Originally located behind the Leidenheimer Baking Company in Central City, the circa 1895 shotgun house made a four-mile journey today to its new location in the St Roch neighborhood, where it will be rehabilitated by Thrive New Orleans – a local nonprofit dedicated to workforce development and affordable housing – and sold as affordable housing. Davie Shoring donated relocation services for the four-room, 63-foot-long house.

When the operators of Leidenheimer decided to expand its operations in 2017, they realized the shotgun house on the company’s property needed to be moved. Instead of opting for demolition, Leidenheimer approached the Preservation Resource Center for assistance in saving the historic structure. PRC’s former Advocacy Coordinator Erin Holmes and former Operation Comeback Director Becky Gipson helped coordinate the effort, and found an organization that would be able to recycle the historic home.

Thrive New Orleans, which owned an empty lot in the St. Roch neighborhood, stepped up to the plate. Once the house is secured on its new site, the organization will renovate and sell the house to a moderate-income family earning up to 120 percent of the metro area median income. In an effort to help stabilize the neighborhood, Thrive New Orleans’ efforts will focus on teachers, nurses and first responders as potential buyers.

“As a New Orleans native, I have a deep-rooted appreciation for our city’s neighborhoods and unique architectural style,” said Sandy Whann, President of Leidenheimer Baking Company. “To me, they are at the core of what makes our city so livable.”

“The PRC made my decision to donate the house rather than demolish it an easy one, as they did most of the heavy lifting,” Whann said. “They found the right partners and contractors to safely move the structure to the new site, and it is a good feeling knowing that together we preserved a part of our city’s past. This is an outstanding example of business and preservation working hand in hand to accomplish a common goal and to keep our city moving forward.”

Crews from Davie Shoring worked to relocate the historic shotgun house on July 24. Photos by Davis Allen.


The structure has an unusual design for a shotgun house. It likely was built as accommodations for workers as it has a series of entrances along one side. Many of its historic elements remain intact, including an uncharacteristic row of brackets along a side overhang and on the front overhang. There are two original mantels and intact interior transom windows.

Moving a house is not easy.
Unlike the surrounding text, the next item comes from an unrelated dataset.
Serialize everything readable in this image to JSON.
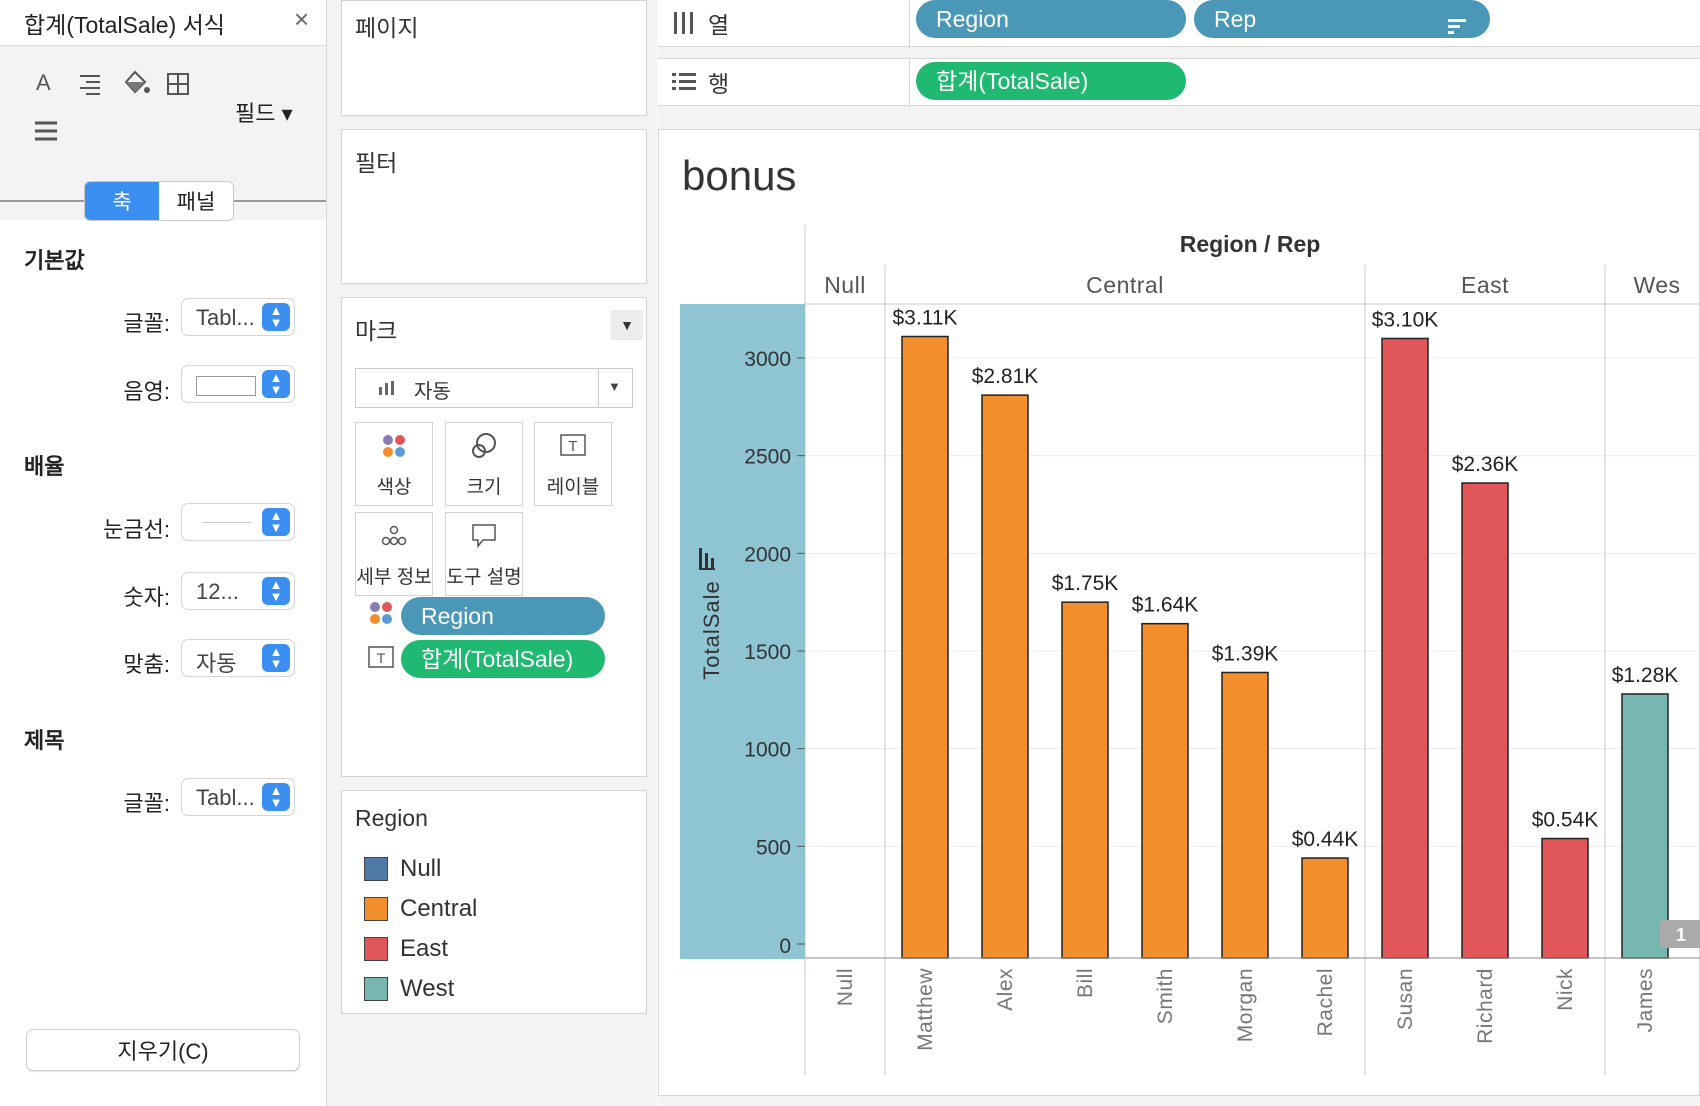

In this case, the process has taken more than a year, including permitting for the removal of the structure from its existing location, coordinating with utility companies for lifting overhead lines, placing the structure on a new foundation and then completing a full renovation.

“Homeownership that transforms a community goes beyond just owning a home,” said Chuck Morse, Executive Director of Thrive New Orleans. “Transformative homeownership entails pride of belonging for families living there. The collaborative efforts of the PRC, the Leidenheimer Baking Company, Davie Shoring and Thrive New Orleans are creating an opportunity for transformative homeownership by preserving the character of the St. Roch neighborhood and creating an affordable and beautiful home that a family will be truly proud of.”

“At PRC, we pride ourselves on helping owners find solutions to complicated situations,” said PRC Executive Director Danielle Del Sol. “We work hard to save as much of the historic fabric of this city as possible to serve future generations.”

The circa 1895 shotgun house was moved to the St. Roch neighborhood where it will be rehabilitated into affordable housing by Thrive New Orleans. Photos by Davis Allen.